Remember when children’s book illustrators produced quality artwork ranging from excellent cartooning to realistic illustrations?
The quality illustrations matched the quality stories.
The illustrations are still matching the stories…but now both are disgusting garbage.
My sons are in their 30s and we were from California. Originally school was good but then my business sent me to Northern VA in 1996 and we moved to Loudoun County. The schools there were not as good and got worse especially when my sons each reached HS. We had difficulty with teachers, admin, and the school board. Both me and my wife tutored our sons though their classes to teach them properly. My oldest graduated in 2004 and my youngest in 2005. Both decided on different Trade Schools and make well over 6 figures, have houses, cars, and good bank accounts.
I would no longer send any family member to public school and either Home School or use Private School. Same with College as it has changed since me and my wife went in the mid to late 70s.

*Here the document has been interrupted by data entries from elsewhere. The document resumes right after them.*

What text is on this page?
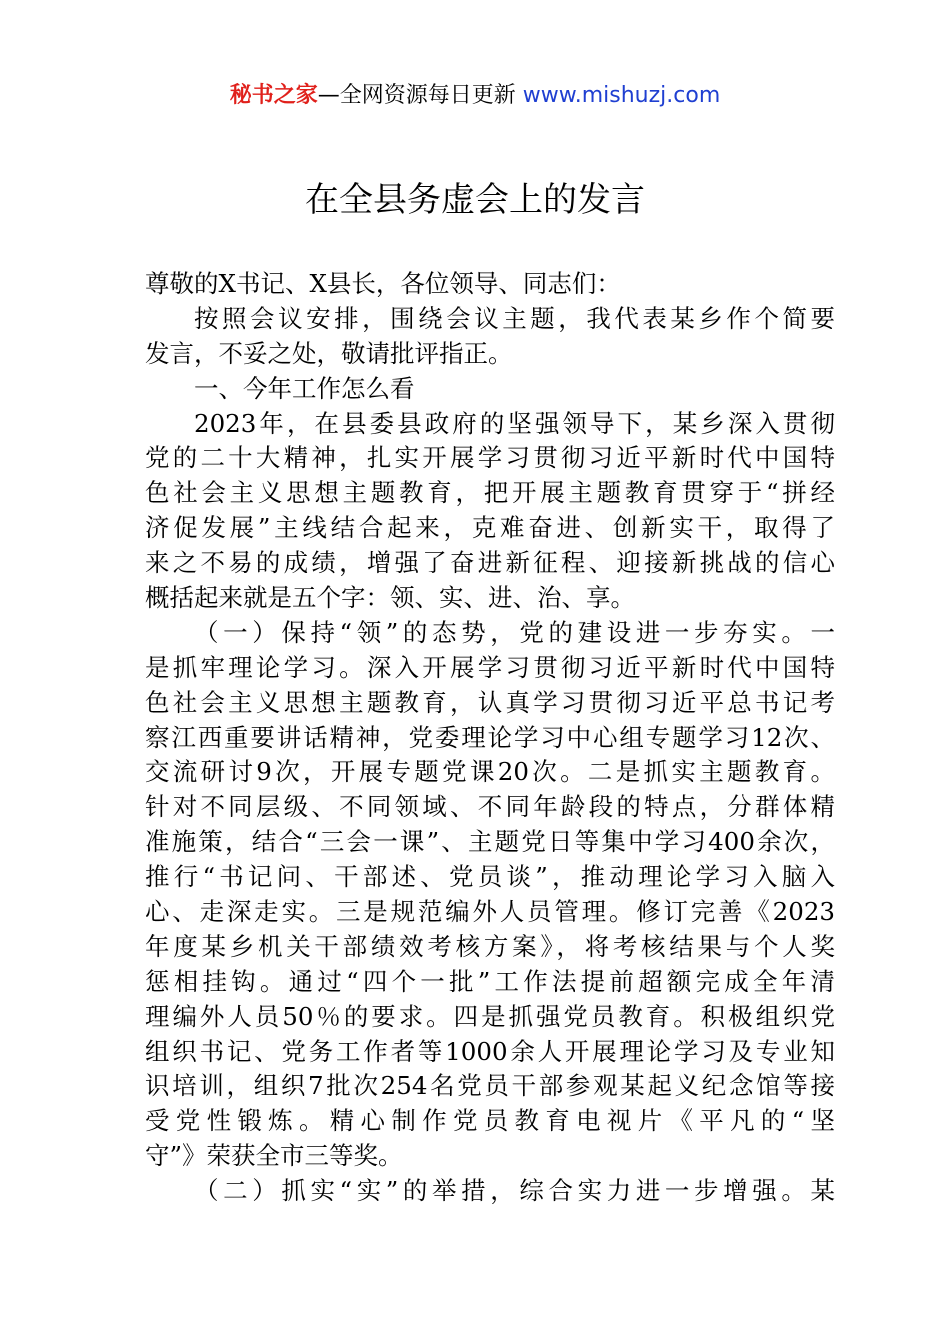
秘书之家—全网资源每日更新 www.mishuzj.com
在全县务虚会上的发言
尊敬的X书记、X县长，各位领导、同志们：
按照会议安排，围绕会议主题，我代表某乡作个简要
发言，不妥之处，敬请批评指正。
一、今年工作怎么看
2023年，在县委县政府的坚强领导下，某乡深入贯彻
党的二十大精神，扎实开展学习贯彻习近平新时代中国特
色社会主义思想主题教育，把开展主题教育贯穿于“拼经
济促发展”主线结合起来，克难奋进、创新实干，取得了
来之不易的成绩，增强了奋进新征程、迎接新挑战的信心
概括起来就是五个字：领、实、进、治、享。
（一）保持“领”的态势，党的建设进一步夯实。一
是抓牢理论学习。深入开展学习贯彻习近平新时代中国特
色社会主义思想主题教育，认真学习贯彻习近平总书记考
察江西重要讲话精神，党委理论学习中心组专题学习12次、
交流研讨9次，开展专题党课20次。二是抓实主题教育。
针对不同层级、不同领域、不同年龄段的特点，分群体精
准施策，结合“三会一课”、主题党日等集中学习400余次，
推行“书记问、干部述、党员谈”，推动理论学习入脑入
心、走深走实。三是规范编外人员管理。修订完善《2023
年度某乡机关干部绩效考核方案》，将考核结果与个人奖
惩相挂钩。通过“四个一批”工作法提前超额完成全年清
理编外人员50％的要求。四是抓强党员教育。积极组织党
组织书记、党务工作者等1000余人开展理论学习及专业知
识培训，组织7批次254名党员干部参观某起义纪念馆等接
受党性锻炼。精心制作党员教育电视片《平凡的“坚
守”》荣获全市三等奖。
（二）抓实“实”的举措，综合实力进一步增强。某
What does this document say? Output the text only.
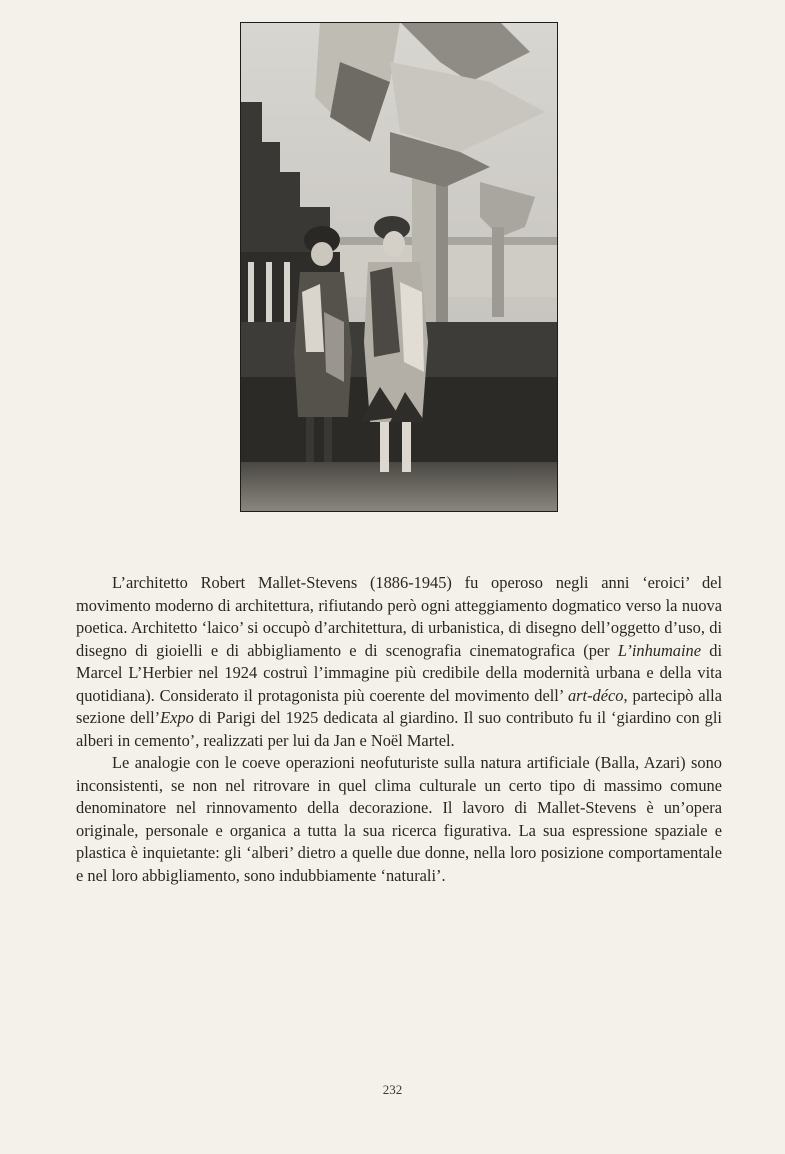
L’architetto Robert Mallet-Stevens (1886-1945) fu operoso negli anni ‘eroici’ del movimento moderno di architettura, rifiutando però ogni atteggiamento dogmatico verso la nuova poetica. Architetto ‘laico’ si occupò d’architettura, di urbanistica, di disegno dell’oggetto d’uso, di disegno di gioielli e di abbigliamento e di scenografia cinematografica (per L’inhumaine di Marcel L’Herbier nel 1924 costruì l’immagine più credibile della modernità urbana e della vita quotidiana). Considerato il protagonista più coerente del movimento dell’ art-déco, partecipò alla sezione dell’Expo di Parigi del 1925 dedicata al giardino. Il suo contributo fu il ‘giardino con gli alberi in cemento’, realizzati per lui da Jan e Noël Martel.

Le analogie con le coeve operazioni neofuturiste sulla natura artificiale (Balla, Azari) sono inconsistenti, se non nel ritrovare in quel clima culturale un certo tipo di massimo comune denominatore nel rinnovamento della decorazione. Il lavoro di Mallet-Stevens è un’opera originale, personale e organica a tutta la sua ricerca figurativa. La sua espressione spaziale e plastica è inquietante: gli ‘alberi’ dietro a quelle due donne, nella loro posizione comportamentale e nel loro abbigliamento, sono indubbiamente ‘naturali’.

232
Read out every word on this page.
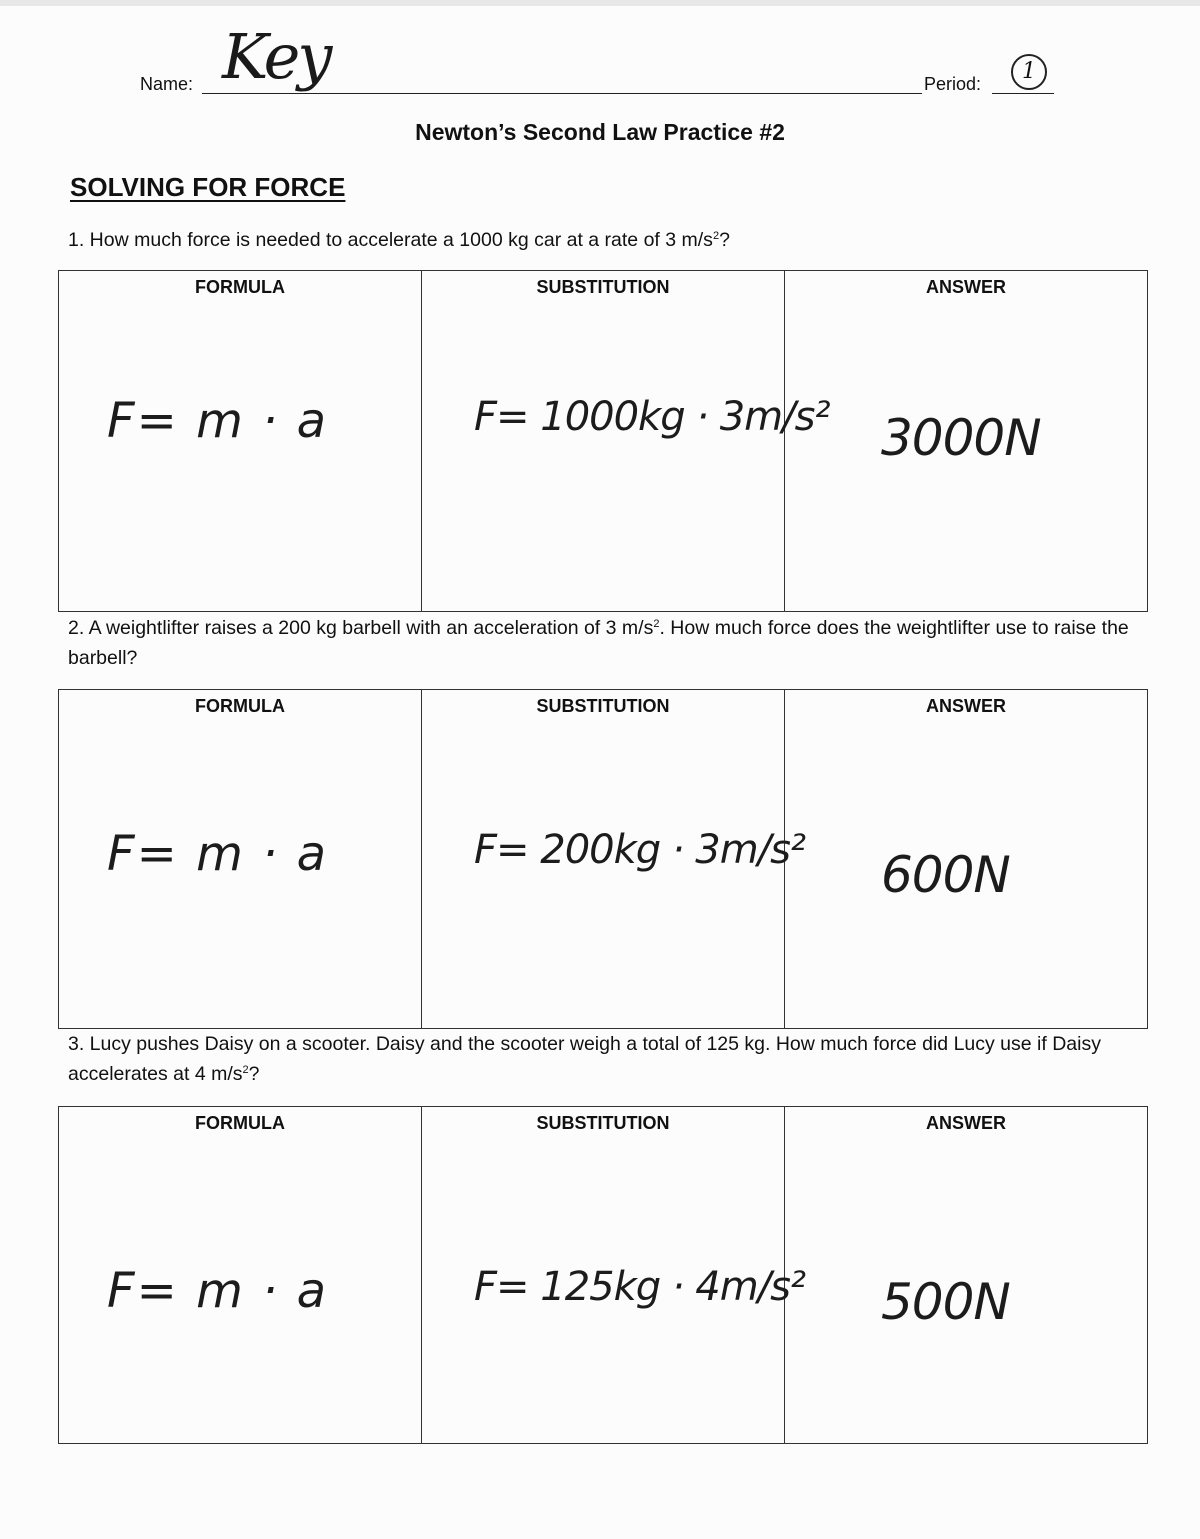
Name: Key	Period:	1
Newton’s Second Law Practice #2
SOLVING FOR FORCE
1. How much force is needed to accelerate a 1000 kg car at a rate of 3 $m/s^2$?
FORMULA
F= m · a
SUBSTITUTION
F= 1000kg · 3m/s²
ANSWER
3000N
2. A weightlifter raises a 200 kg barbell with an acceleration of 3 $m/s^2$. How much force does the weightlifter use to raise the barbell?
FORMULA
F= m · a
SUBSTITUTION
F= 200kg · 3m/s²
ANSWER
600N
3. Lucy pushes Daisy on a scooter. Daisy and the scooter weigh a total of 125 kg. How much force did Lucy use if Daisy accelerates at 4 $m/s^2$?
FORMULA
F= m · a
SUBSTITUTION
F= 125kg · 4m/s²
ANSWER
500N
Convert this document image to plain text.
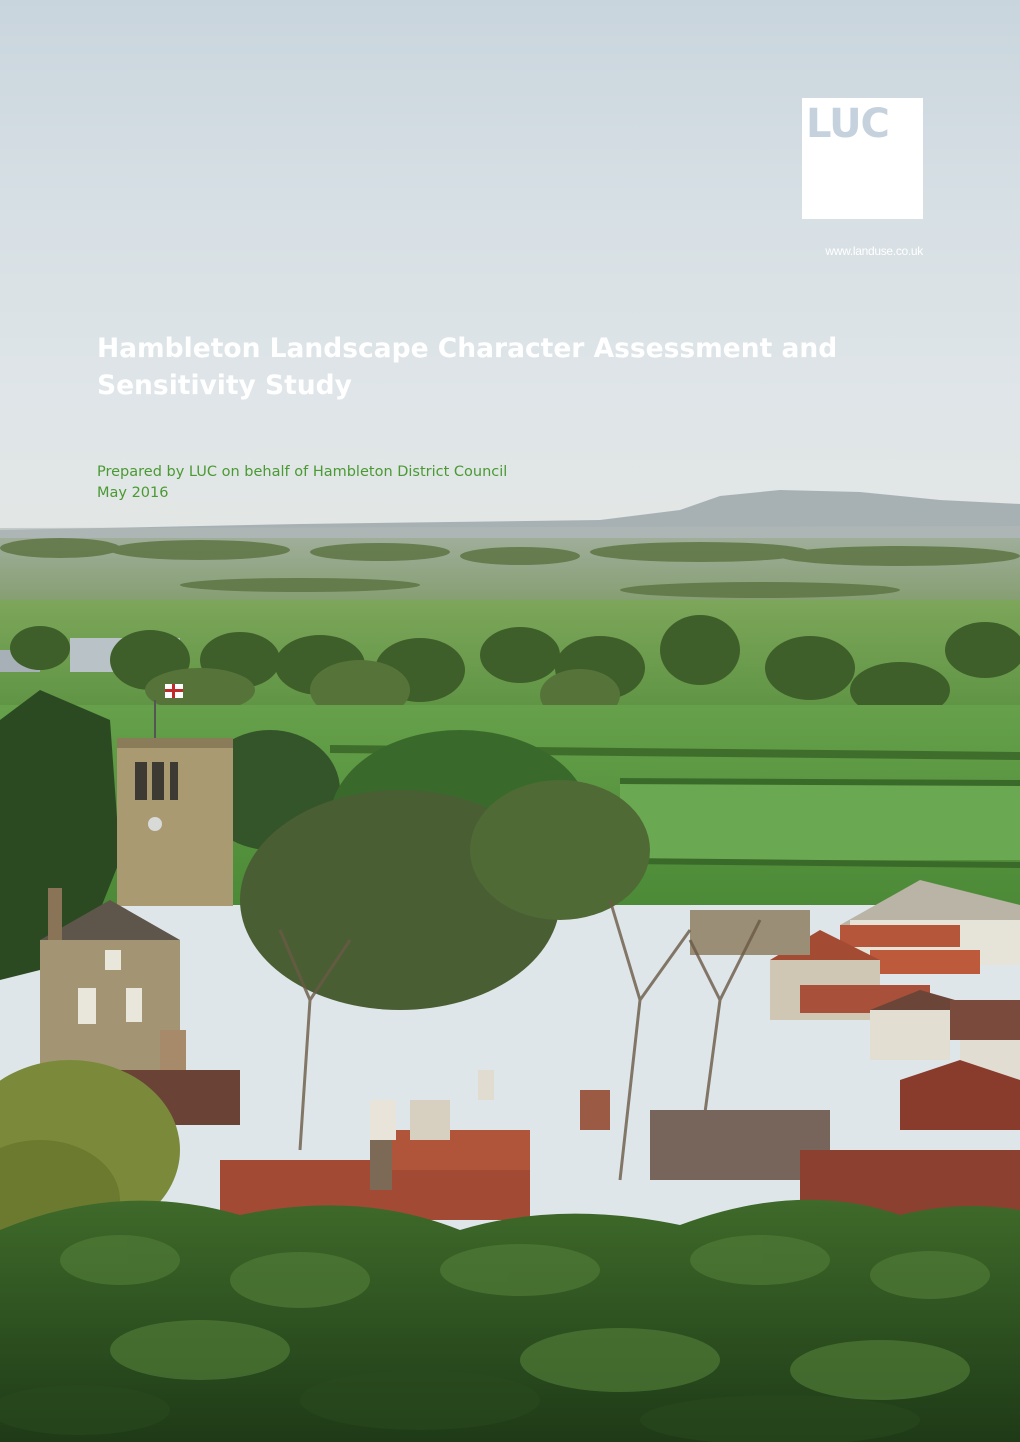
LUC
www.landuse.co.uk
Hambleton Landscape Character Assessment and
Sensitivity Study
Prepared by LUC on behalf of Hambleton District Council
May 2016
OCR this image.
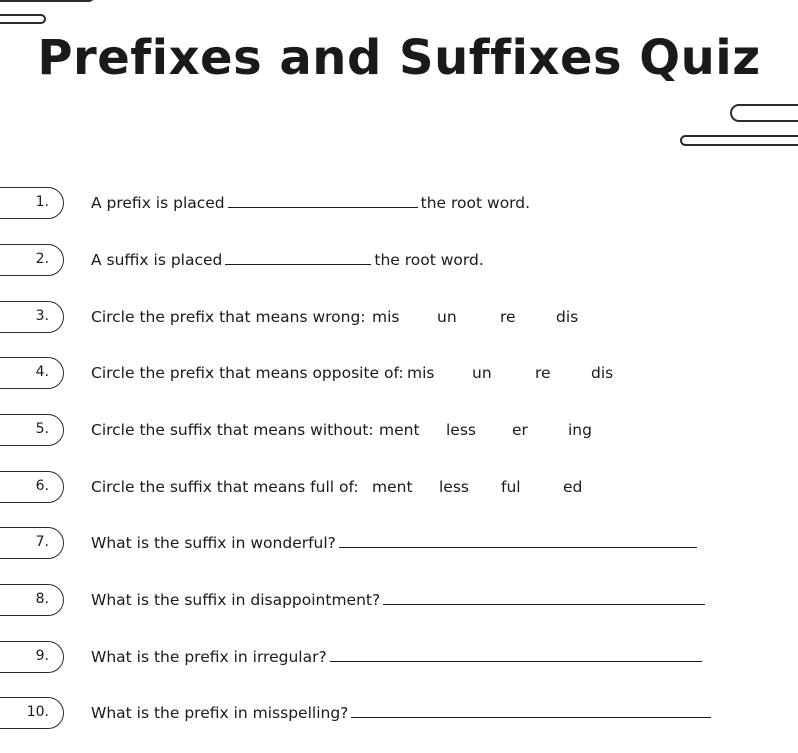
Prefixes and Suffixes Quiz
1.	A prefix is placed	the root word.
2.	A suffix is placed	the root word.
3.	Circle the prefix that means wrong: mis un	re	dis
4.	Circle the prefix that means opposite of: mis un	re	dis
5.	Circle the suffix that means without: ment less er	ing
6.	Circle the suffix that means full of: ment less ful	ed
7.	What is the suffix in wonderful?
8.	What is the suffix in disappointment?
9.	What is the prefix in irregular?
10.	What is the prefix in misspelling?
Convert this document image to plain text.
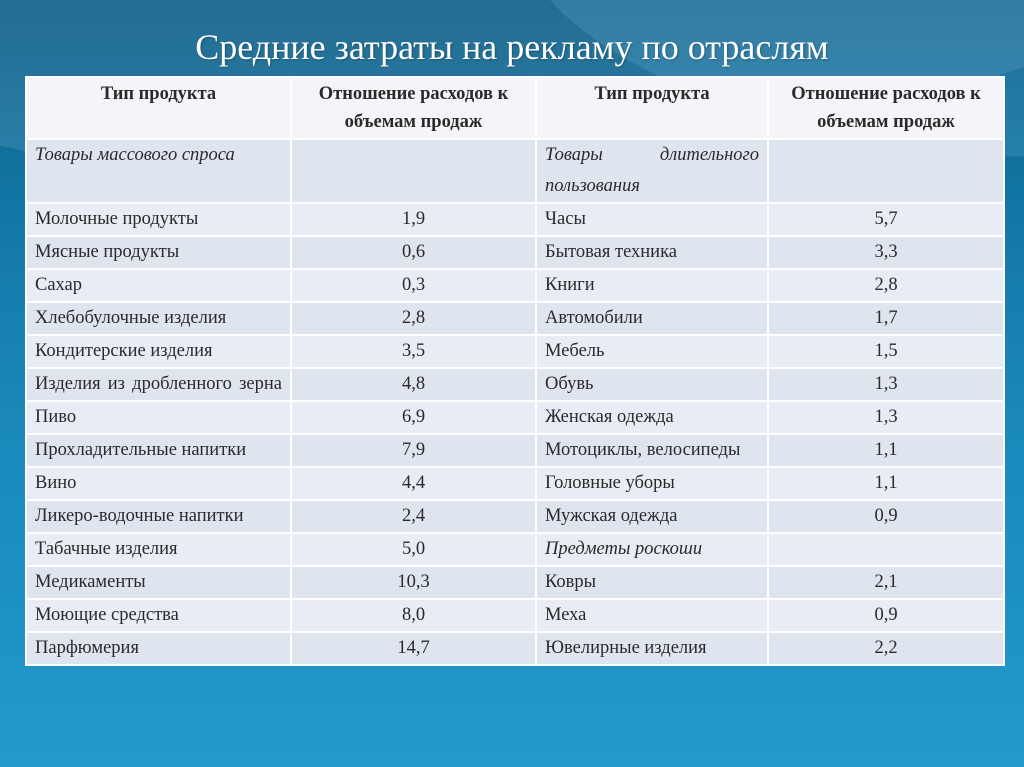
Средние затраты на рекламу по отраслям
Тип продукта	Отношение расходов к объемам продаж	Тип продукта	Отношение расходов к объемам продаж
Товары массового спроса		Товары длительного пользования	
Молочные продукты	1,9	Часы	5,7
Мясные продукты	0,6	Бытовая техника	3,3
Сахар	0,3	Книги	2,8
Хлебобулочные изделия	2,8	Автомобили	1,7
Кондитерские изделия	3,5	Мебель	1,5
Изделия из дробленного зерна	4,8	Обувь	1,3
Пиво	6,9	Женская одежда	1,3
Прохладительные напитки	7,9	Мотоциклы, велосипеды	1,1
Вино	4,4	Головные уборы	1,1
Ликеро-водочные напитки	2,4	Мужская одежда	0,9
Табачные изделия	5,0	Предметы роскоши	
Медикаменты	10,3	Ковры	2,1
Моющие средства	8,0	Меха	0,9
Парфюмерия	14,7	Ювелирные изделия	2,2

Here we have another case of a book being called into question because of skewed perception and a manipulated representation of the content. This book does not encourage kids not to believe anything their parents tell them, nor does it encourage them to only trust information from media outlets, it teaches the importance of doing your own research and understanding the validity of various sources. It is encouraging kids to look beyond the first thing they read or hear so they can form an educated opinion as opposed to blindly following what they’ve been told. Let’s be honest, I’m sure all of us have had moments where we’ve seen our parents be wrong, even more so with the news, especially with misinformation and click-bait running rampant these days. This article is a perfect example. Though not everything the author has written or shown is completely false, it is presented in a way to serve a purpose, to get more clicks, and more readers, and to further an agenda of censorship. At its heart, this book is meant to be a lighthearted and humorous way in which to help kids understand how to begin sorting through information for truth.
As an aside, does no one else see the irony of this article? They are implying (via their stance and article title) that kids should not in fact trust news sources over their parents, but blindly follow what they say. So clearly no one can trust THIS source since they are in fact a source of the news, with a reporter arguing against the points of the book that clearly says “In general, professional reporters can be trusted to tell the truth.” So do you want us to trust your reports and news or not?